Performance and Discussion: We evaluate the quality of our semi-supervised representation learning algorithms by applying it as a feature extractor on supervised datasets. Table 1 shows the test performance on UK Biobank Dataset with the state-of-art deep learning methods. With supervised deep learning methods, 2D CNN, it achieved accuracies with 77.5% and 74.9%. Our SCGANs achieved performance with significant increase, 92.5% and 89.3% accuracies. This is despite the state of the art models having no ability to discriminate the adversarial samples, whereas our model requires to training the generative model to produce the adversarial examples and can correctly classify both unmodified and adversarial samples. It improves not only robustness to adversarial examples, but also generalization performance for original examples. Meanwhile, our SCGANs also achieved a comparable result with the 3D CNN, which indicates opportunity for future 3D image synthesis models.

Table 1. The accuracy, precision rate and recall rate between the state-of-art deep learning approaches and our method.

Our attribute classifiers are trained using nine folds and then evaluated on the remaining fold, cycling through all ten folds. Receiver Operating Characteristic (ROC) curves are obtained by saving the classifier outputs for each test pair in all ten folds and then sliding a threshold over all output values to obtain different false positive/detection rates.

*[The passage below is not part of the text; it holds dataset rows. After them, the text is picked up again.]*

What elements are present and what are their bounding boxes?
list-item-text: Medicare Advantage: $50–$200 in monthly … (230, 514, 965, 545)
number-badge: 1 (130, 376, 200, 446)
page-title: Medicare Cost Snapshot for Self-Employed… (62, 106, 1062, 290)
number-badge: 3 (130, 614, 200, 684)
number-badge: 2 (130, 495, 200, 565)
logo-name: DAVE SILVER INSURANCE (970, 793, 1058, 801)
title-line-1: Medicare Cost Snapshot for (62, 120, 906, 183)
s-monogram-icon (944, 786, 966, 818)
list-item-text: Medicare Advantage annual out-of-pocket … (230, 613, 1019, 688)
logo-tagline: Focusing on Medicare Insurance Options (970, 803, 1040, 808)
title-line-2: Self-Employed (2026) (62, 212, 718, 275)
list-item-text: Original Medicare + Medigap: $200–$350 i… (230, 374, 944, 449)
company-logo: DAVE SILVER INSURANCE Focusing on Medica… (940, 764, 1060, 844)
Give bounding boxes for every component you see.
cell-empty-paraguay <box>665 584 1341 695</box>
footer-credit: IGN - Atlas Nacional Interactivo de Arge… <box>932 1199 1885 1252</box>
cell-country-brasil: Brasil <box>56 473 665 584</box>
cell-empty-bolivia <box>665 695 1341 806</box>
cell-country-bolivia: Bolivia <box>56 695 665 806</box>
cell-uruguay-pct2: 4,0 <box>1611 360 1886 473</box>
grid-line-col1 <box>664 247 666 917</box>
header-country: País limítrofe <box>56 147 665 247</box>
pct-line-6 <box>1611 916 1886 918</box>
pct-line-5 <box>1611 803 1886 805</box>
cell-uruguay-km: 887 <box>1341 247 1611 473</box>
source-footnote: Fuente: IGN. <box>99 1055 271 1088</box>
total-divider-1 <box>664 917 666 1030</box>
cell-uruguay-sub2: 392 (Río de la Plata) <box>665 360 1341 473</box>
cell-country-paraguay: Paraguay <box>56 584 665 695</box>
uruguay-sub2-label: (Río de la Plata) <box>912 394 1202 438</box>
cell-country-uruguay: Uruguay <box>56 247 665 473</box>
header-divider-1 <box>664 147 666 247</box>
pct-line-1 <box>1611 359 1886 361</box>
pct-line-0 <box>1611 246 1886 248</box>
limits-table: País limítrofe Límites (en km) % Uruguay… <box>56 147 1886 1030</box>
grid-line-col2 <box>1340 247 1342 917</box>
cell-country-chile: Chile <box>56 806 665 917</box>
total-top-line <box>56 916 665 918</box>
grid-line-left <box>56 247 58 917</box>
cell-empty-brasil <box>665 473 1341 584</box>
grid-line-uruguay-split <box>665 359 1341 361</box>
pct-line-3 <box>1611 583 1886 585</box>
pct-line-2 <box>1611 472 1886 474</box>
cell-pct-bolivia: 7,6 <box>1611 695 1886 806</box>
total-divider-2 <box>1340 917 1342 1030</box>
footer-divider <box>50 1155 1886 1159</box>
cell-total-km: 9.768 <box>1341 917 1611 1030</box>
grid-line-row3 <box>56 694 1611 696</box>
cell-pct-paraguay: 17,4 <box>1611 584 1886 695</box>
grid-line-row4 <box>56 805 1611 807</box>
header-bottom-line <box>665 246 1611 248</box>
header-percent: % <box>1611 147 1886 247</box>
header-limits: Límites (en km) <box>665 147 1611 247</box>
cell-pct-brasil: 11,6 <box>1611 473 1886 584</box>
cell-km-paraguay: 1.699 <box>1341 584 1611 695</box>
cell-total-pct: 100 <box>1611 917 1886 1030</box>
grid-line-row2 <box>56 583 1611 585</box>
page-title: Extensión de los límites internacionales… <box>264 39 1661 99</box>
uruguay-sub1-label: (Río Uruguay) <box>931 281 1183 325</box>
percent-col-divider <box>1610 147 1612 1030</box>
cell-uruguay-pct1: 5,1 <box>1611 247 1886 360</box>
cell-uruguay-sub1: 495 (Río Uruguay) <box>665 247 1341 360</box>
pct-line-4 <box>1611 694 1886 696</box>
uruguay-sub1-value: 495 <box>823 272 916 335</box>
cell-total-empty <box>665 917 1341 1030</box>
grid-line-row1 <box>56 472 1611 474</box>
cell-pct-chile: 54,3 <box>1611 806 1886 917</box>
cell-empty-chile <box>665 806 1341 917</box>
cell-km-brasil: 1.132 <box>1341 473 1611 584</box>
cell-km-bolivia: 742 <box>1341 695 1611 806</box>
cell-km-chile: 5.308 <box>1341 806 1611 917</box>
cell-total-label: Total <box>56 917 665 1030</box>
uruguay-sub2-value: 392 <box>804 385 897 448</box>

In Fig. 2, we demonstrate the ROC curve to show that our adversarial training (SCGANs) method can achieve ideal results. These results reinforce that adversarial examples are powerful samples for attribute leaning. In Fig. 2 we can see our proposed method can correctly classify a few challenging samples (True Positive) and adversarial samples (False Negative). Experimental results obtained confirm that adversarial training approach makes the model more robust to adversarial examples and generalization performance for original examples. Although the results show that the accuracy of the proposed method is slightly lower but comparable to that of 3D CNN, our SCGAN can reduce the computation cost, which is especially important in population imaging.

Fig. 2.
figure 2

MAS and MBS detection performance (Top) and sample test slices and their probability values (Bottom). ‘PA’ means the Probability value of being Apical slice; ‘PB’ means the Probability value of being Basal slice.

4 Conclusion

In this paper, we tackled the problem of defining missing apical and basal slices in large imaging databases. We illustrated the concept by proposing a SCGANs to CMR image studies from the UK Biobank pilot datasets. By training the classifier with the adversarial examples, our model can achieve a significant improvement in attribute representation. A well-trained attribute classifiers are performed on the candidates to corresponding categories. We also validated our model by comparing with traditional deep learning methods and applying them to UK Biobank data sets. The proposed model shows a high consistency with human perception and becomes superior compared to the state-of-the-art methods, showing its high potential. Our proposed semi-couple-GANs can also be easily applied and boost the results for other detection and segmentation tasks in medical image analysis.